Fortuntely, that Stack Overflow article also indicates how to add a BOM to the byte array. Encoding.UTF8.GetPreamble() will get the BOM bytes, then you have to put the character bytes after that.
return Encoding.UTF8.GetPreamble().Concat(Encoding.UTF8.GetBytes(s)).ToArray();
There is argument about whether UTF8 should require a BOM since there is only one UTF8. The official recommendation is that UTF8 should not include a BOM, but that leaves interpretation of the bytes up to the consuming application. The character encoding article I referenced earlier has a section devoted to the different options for interpreting character encoding. Clearly IE’s method did not correctly resolve my UTF8 file, so in the end I decided that specifying the BOM was a reasonable solution.

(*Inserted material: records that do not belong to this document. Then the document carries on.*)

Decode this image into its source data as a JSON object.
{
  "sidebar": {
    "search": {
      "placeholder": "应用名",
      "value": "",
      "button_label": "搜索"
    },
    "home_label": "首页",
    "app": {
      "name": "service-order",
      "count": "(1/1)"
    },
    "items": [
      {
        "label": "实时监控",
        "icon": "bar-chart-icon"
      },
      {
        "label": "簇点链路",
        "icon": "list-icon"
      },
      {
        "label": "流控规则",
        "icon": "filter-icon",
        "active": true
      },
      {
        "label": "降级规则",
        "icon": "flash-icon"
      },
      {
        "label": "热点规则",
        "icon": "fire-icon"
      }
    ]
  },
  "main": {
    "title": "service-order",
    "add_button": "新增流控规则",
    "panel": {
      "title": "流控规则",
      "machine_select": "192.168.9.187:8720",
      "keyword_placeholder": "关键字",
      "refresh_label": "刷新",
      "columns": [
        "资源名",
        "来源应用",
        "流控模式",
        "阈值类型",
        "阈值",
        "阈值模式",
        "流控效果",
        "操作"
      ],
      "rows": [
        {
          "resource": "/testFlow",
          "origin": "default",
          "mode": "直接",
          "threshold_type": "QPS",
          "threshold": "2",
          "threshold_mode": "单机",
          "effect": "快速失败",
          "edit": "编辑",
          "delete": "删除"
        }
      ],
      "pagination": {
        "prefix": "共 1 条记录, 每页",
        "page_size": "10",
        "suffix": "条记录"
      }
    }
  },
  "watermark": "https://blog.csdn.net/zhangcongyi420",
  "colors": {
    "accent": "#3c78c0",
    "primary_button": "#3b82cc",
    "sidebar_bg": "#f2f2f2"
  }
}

As for why editing the file in Notepad resolved the problem, I believe saving the file automatically added the BOM for me. I also want to point out that Chrome seemed to interpret my BOM-less file correctly as UTF8, so you never know how an application will choose to interpret your characters if you don’t tell it what encoding was used. In the end I’d rather specify my character encoding than rely on the browser to figure it out.